Airline losses expected as Trump's trade war lowers travel demand
Frontier Group, the parent company of Frontier Airlines, has withdrawn its financial projections for the year and anticipates a first-quarter loss, attributing the downturn to the impact of President Trump 's trade policies on travel demand.
This announcement follows a similar move by Delta Air Lines, which also retracted its full-year guidance.
Frontier cited a weakening in travel demand, forcing airlines to resort to fare discounts and promotions to attract passengers.
Given this unpredictable climate, the Denver-based carrier stated it could no longer stand by its previously issued 2025 outlook. Earlier this year, in February, Frontier had projected adjusted profits of at least $1.00 per share for the year and breakeven earnings of 7 cents per share for the first quarter.
The ongoing trade disputes initiated by the Trump administration have created turbulence in global markets, impacting both business and consumer confidence. Travel, often considered a discretionary expense, is particularly vulnerable to economic anxieties.
These growing concerns have cast a shadow over the airline industry's prospects, contributing to a decline in airline stocks.
Weakening consumer demand has also undermined the industry's pricing power. Airline fares fell 5.3 per cent in March from a month ago, posting their steepest monthly decline since September 2021, according to data from the US Labor Department.
Frontier's shares fell about 12.5 per cent on Thursday and have shaved off half their value so far this year. Shares of Southwest (LUV.N), Alaska (ALK.N), Delta, United (UAL.O) and American Airlines fell between 10 per cent and 14 per cent on Thursday.

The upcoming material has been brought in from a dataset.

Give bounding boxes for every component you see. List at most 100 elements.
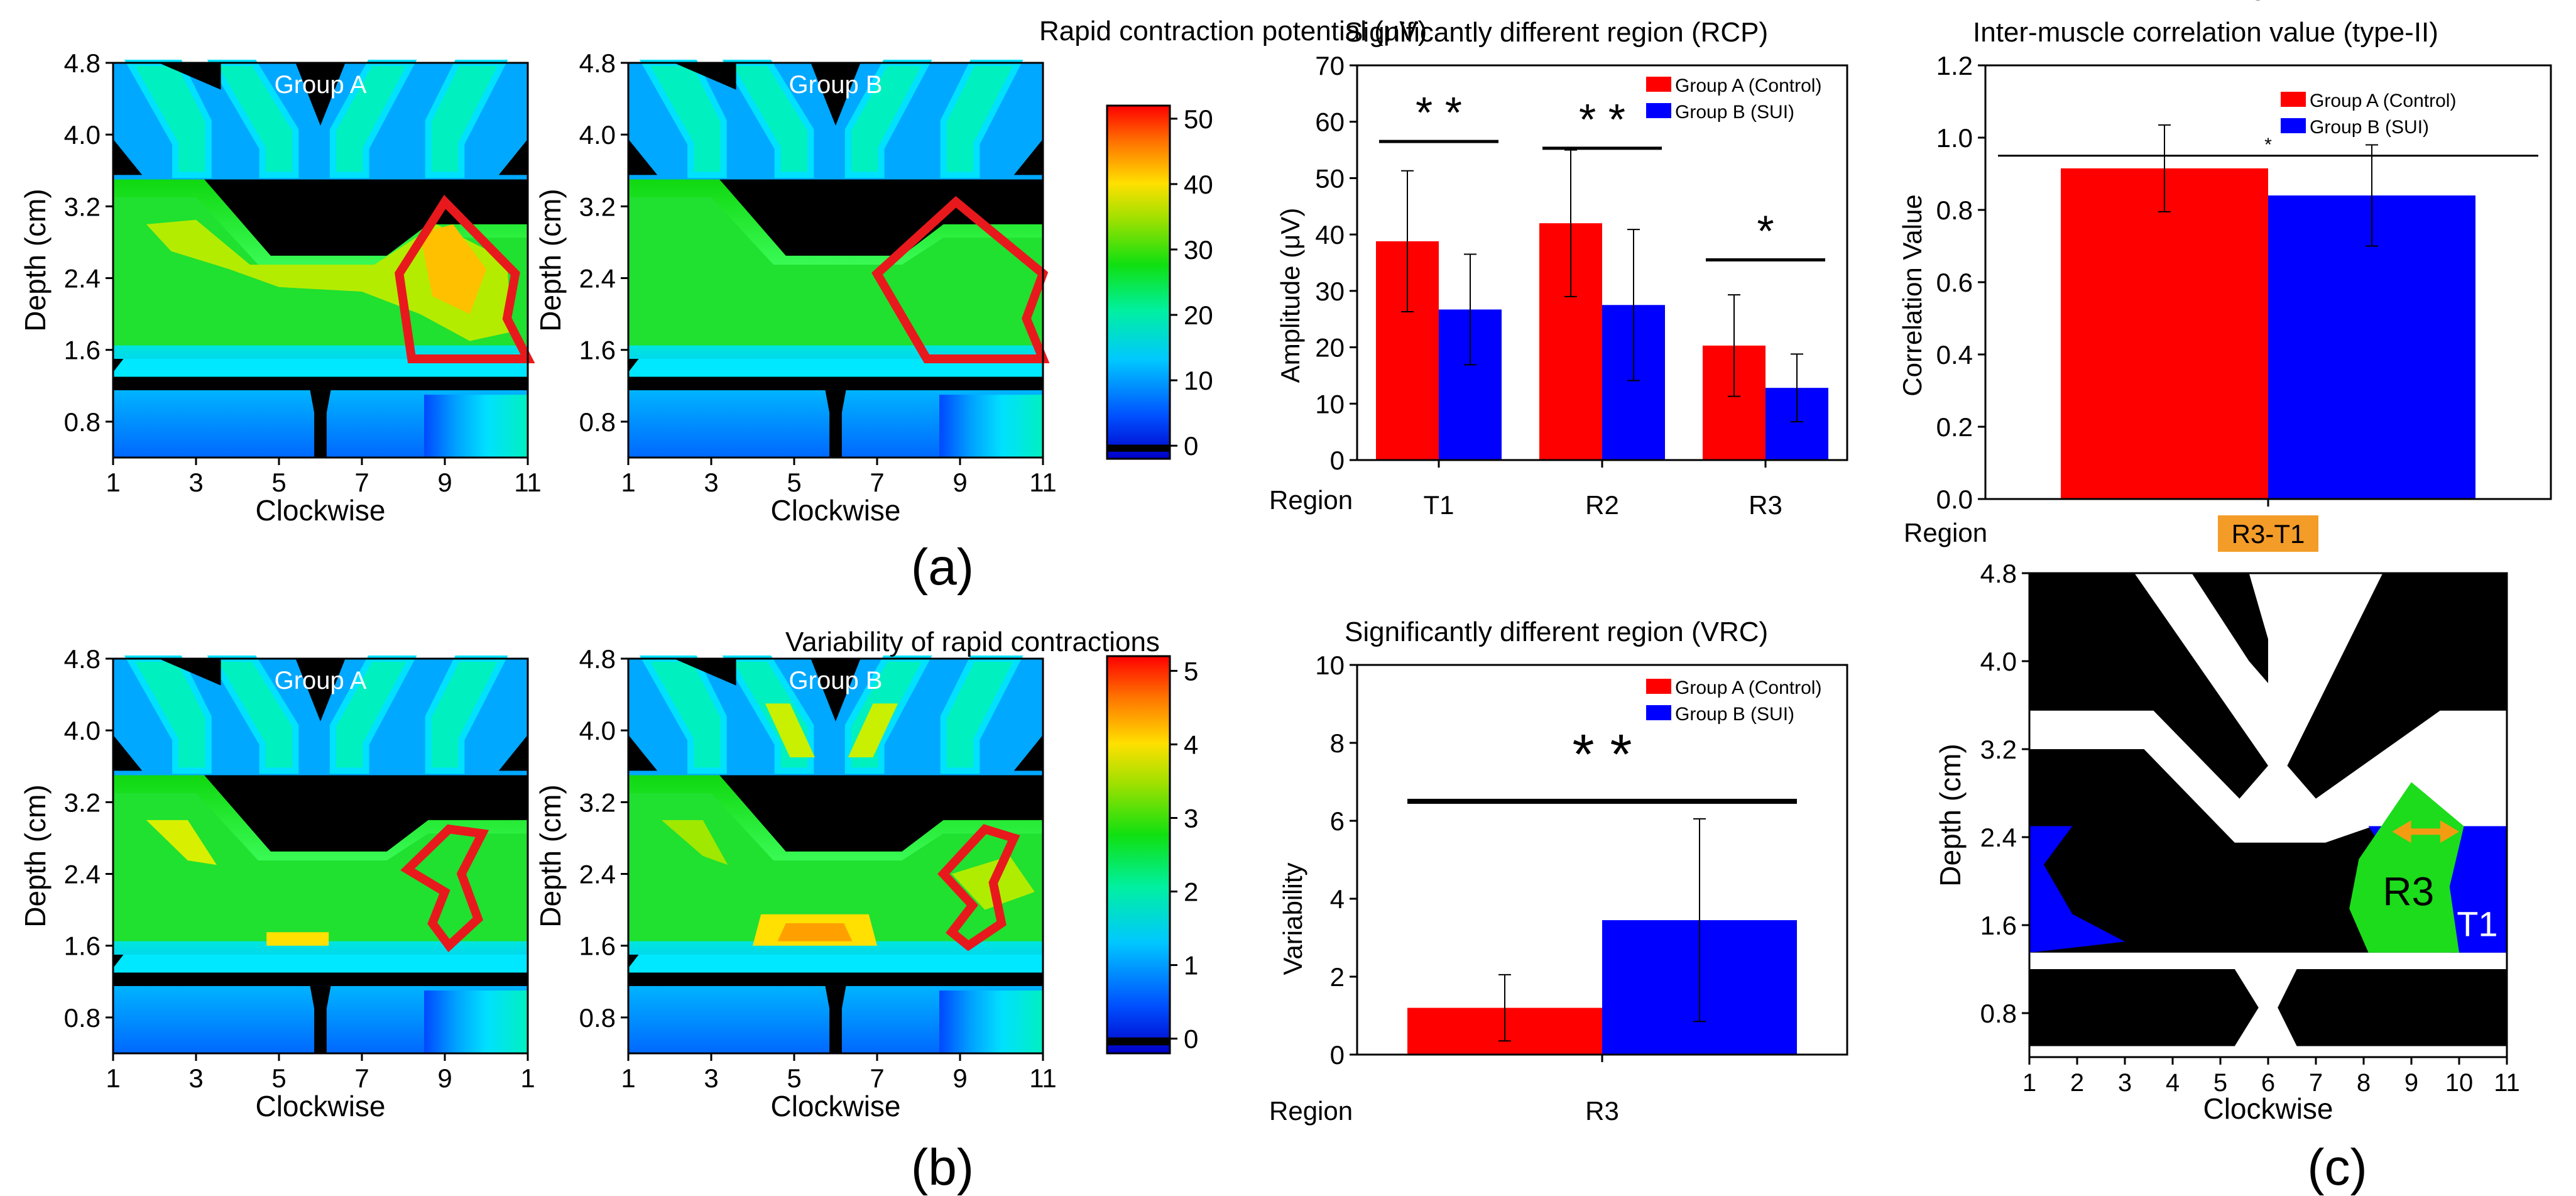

The S&P 1500 Airlines index is down about 37 per cent so far this year, compared with the wider S&P 500's 10.43 per cent drop.
Battered global markets and anxious global leaders welcomed Wednesday's reprieve when Trump suddenly decided to freeze most of his hefty new duties for 90 days.
But the selloff resumed on Thursday amid fears of a worsening trade war with China. Frontier said it expects a modest 5 per cent revenue growth in the first quarter, adding it would continue to monitor demand and adjust capacity as needed.
It has cut capacity, or the seats available on flights, for the June quarter to avoid lowering fares and protect margins. It now expects a low single-digit year-on-year decline in capacity in the second quarter.
Frontier expects an adjusted quarterly loss in the range of 20 to 24 cents per share, compared with analysts' average estimate of a loss of $0.03 per share, according to data compiled by LSEG. The company will report its quarterly earnings on May 1.